Now that I’ve finished my exams and we got a big snowfall over the weekend, it really is beginning to feel and look like Christmas here in Bergen! Last week was “dead week” for most people, so it was our chance to get out and explore how this rainy city gets into the holiday spirit!
I had two big items on my Bergen Christmas list: the Christmas Market and the Pepperkakebyen.
I know that Christmas markets are a big thing in Germany, but I’m really not sure how common they are in Norway. I was surprised to see that Bergen was putting one on, and when I went I learned that this is actually the first year Bergen has had a Christmas market! It was pretty small, and I didnt end up buying anything, but I would say they are off to a good start. There was food, handicrafts, and a ferris wheel, and even a bunch of swans in the central pond to add to the festive atmosphere. This being Bergen, everything was safely housed inside big, white tents away from the rain, which I liked because it meant I wasn’t wet or cold while browsing around. They seem to be off to a good start, and I wish them an even bigger and better Christmas market next year!

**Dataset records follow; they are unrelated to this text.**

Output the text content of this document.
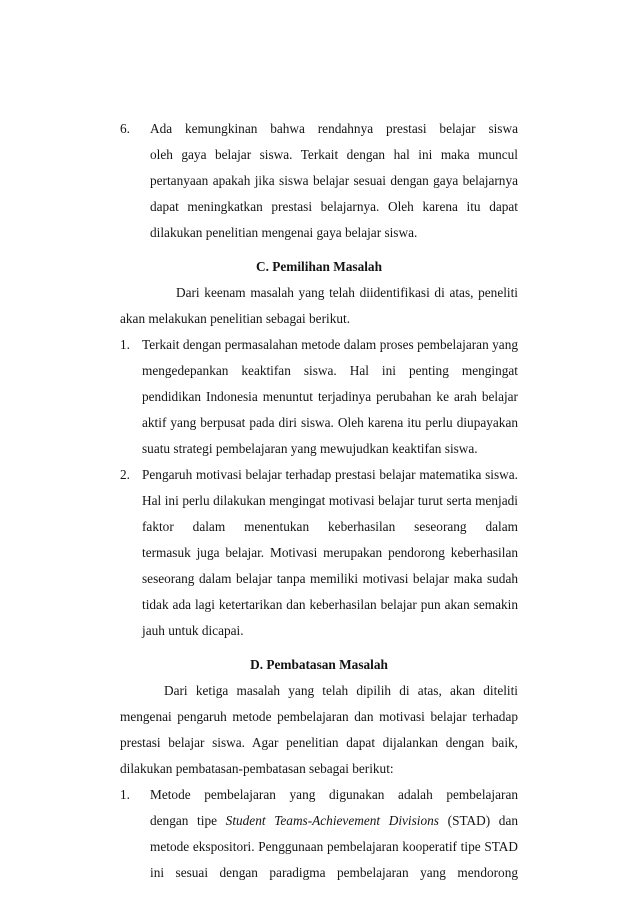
6. Ada kemungkinan bahwa rendahnya prestasi belajar siswa
oleh gaya belajar siswa. Terkait dengan hal ini maka muncul
pertanyaan apakah jika siswa belajar sesuai dengan gaya belajarnya
dapat meningkatkan prestasi belajarnya. Oleh karena itu dapat
dilakukan penelitian mengenai gaya belajar siswa.
C. Pemilihan Masalah
Dari keenam masalah yang telah diidentifikasi di atas, peneliti
akan melakukan penelitian sebagai berikut.
1. Terkait dengan permasalahan metode dalam proses pembelajaran yang
mengedepankan keaktifan siswa. Hal ini penting mengingat
pendidikan Indonesia menuntut terjadinya perubahan ke arah belajar
aktif yang berpusat pada diri siswa. Oleh karena itu perlu diupayakan
suatu strategi pembelajaran yang mewujudkan keaktifan siswa.
2. Pengaruh motivasi belajar terhadap prestasi belajar matematika siswa.
Hal ini perlu dilakukan mengingat motivasi belajar turut serta menjadi
faktor dalam menentukan keberhasilan seseorang dalam
termasuk juga belajar. Motivasi merupakan pendorong keberhasilan
seseorang dalam belajar tanpa memiliki motivasi belajar maka sudah
tidak ada lagi ketertarikan dan keberhasilan belajar pun akan semakin
jauh untuk dicapai.
D. Pembatasan Masalah
Dari ketiga masalah yang telah dipilih di atas, akan diteliti
mengenai pengaruh metode pembelajaran dan motivasi belajar terhadap
prestasi belajar siswa. Agar penelitian dapat dijalankan dengan baik,
dilakukan pembatasan-pembatasan sebagai berikut:
1. Metode pembelajaran yang digunakan adalah pembelajaran
dengan tipe Student Teams-Achievement Divisions (STAD) dan
metode ekspositori. Penggunaan pembelajaran kooperatif tipe STAD
ini sesuai dengan paradigma pembelajaran yang mendorong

Bergen may be new to the Christmas market scene, but they are the ruling champions of gingerbread! Every Christmas since 1991, Bergen has been home to Pepperkakebyen, or The Gingerbread City, which they claim is the largest in the world. I believe it. This year, it was so big that they set it up in the basement level of the city pool! All of the structures are built by school children (mostly kindergarten or elementary age), local businesses, or individual volunteers as donations, and include everything from churches to the Bergen airport to boats to simple, little houses. In 2009, a gingerbread tragedy struck when a drunken 20 year old managed to get into the building where the city was housed and smashed all but a handful of houses less than a week before it was supposed to open to the public. The residents of Bergen jumped into action, volunteering their time, talent, and new gingerbread houses, and luckily the day was saved! Pepperkakebyen still opened that year, it was just delayed a little. Shortly after the incident, the accidental city-wrecker came forward with a heartfelt letter of apology to the Pepperkakebyen workers and the city of Bergen.